Projeto voluntário quer popularizar o acesso ao ensino superior

Aula de geografia foi realizada no último sábado. | Fotos: Rodrigo Cassol

Presente na Aldeia desde o ano passado, curso pré-vestibular do Emancipa já ajudou a aprovar seis estudantes da região em universidades.
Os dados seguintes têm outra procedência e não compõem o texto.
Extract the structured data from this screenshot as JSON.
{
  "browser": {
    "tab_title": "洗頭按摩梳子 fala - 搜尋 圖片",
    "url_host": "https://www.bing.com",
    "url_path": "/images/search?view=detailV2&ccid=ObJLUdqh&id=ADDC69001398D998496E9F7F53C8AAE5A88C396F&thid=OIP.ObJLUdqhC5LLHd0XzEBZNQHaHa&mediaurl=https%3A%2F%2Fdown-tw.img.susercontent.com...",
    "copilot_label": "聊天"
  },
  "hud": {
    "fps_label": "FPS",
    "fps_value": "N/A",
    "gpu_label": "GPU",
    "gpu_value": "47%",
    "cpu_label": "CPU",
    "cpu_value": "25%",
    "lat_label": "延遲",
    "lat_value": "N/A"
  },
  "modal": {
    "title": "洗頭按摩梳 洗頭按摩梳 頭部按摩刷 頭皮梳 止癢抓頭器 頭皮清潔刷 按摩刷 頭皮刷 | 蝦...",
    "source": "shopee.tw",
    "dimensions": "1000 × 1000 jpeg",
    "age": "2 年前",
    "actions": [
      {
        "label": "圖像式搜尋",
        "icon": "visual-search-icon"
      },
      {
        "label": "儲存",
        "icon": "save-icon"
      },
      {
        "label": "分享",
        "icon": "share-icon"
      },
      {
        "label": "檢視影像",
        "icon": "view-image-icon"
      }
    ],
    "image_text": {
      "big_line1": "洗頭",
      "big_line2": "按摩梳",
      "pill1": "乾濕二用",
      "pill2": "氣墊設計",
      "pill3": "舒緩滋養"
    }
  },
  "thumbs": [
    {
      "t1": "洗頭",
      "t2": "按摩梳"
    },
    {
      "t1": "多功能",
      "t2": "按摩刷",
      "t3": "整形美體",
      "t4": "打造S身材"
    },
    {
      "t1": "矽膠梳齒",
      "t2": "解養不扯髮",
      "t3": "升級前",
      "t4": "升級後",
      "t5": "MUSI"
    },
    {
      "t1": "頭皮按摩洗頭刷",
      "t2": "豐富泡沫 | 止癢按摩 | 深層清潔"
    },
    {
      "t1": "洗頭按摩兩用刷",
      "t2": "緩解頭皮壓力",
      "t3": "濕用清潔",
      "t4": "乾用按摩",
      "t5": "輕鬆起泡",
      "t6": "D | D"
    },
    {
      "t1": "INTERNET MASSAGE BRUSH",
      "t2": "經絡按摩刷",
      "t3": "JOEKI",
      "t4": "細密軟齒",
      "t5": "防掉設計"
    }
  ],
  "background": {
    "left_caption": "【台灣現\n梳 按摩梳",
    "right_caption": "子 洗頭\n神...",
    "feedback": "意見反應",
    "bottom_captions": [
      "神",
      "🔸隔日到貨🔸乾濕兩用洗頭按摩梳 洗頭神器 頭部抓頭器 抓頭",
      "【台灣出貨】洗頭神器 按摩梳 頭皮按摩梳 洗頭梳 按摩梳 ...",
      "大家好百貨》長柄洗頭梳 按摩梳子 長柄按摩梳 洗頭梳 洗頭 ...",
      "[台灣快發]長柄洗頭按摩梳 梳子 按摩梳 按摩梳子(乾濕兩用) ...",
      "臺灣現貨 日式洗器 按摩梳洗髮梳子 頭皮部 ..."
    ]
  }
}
Desde o ano passado, os estudantes oriundos de escolas públicas da região contam com mais uma opção para tentar o tão sonhado ingresso ao ensino superior. Isso porque a Rede Emancipa, movimento social de educação popular, oferece um curso pré-vestibular gratuito a alunos que não têm condições de pagar por um curso privado. “Por que nem todo mundo pode estar em uma universidade se ela é, teoricamente, pública? Queremos mudar esse sistema que, na nossa visão, não está correto”, explicou o coordenador do curso pré-vestibular do Emancipa em Gravataí, Renato Linck de Souza. Atualmente, o cursinho conta com 15 professores, que ministram aulas de matérias como matemática, português, física e geografia, entre outras.

Em 2018, seis alunos que estavam matriculados no curso pré-vestibular do Emancipa foram aprovados em uma universidade pública ou em uma instituição privada (com bolsa de estudo cobrindo 100% do curso). “No início do ano passado, tínhamos 50 alunos matriculados. Destes, apenas 20 chegaram até o final do ano e, felizmente, tivemos essas aprovações”, contou Souza. Neste ano, todas as 80 vagas para o curso, que começou na na semana passada, já foram preenchidas. Os alunos estão divididos em três turmas: duas delas com 30 alunos e outra com 20 estudantes.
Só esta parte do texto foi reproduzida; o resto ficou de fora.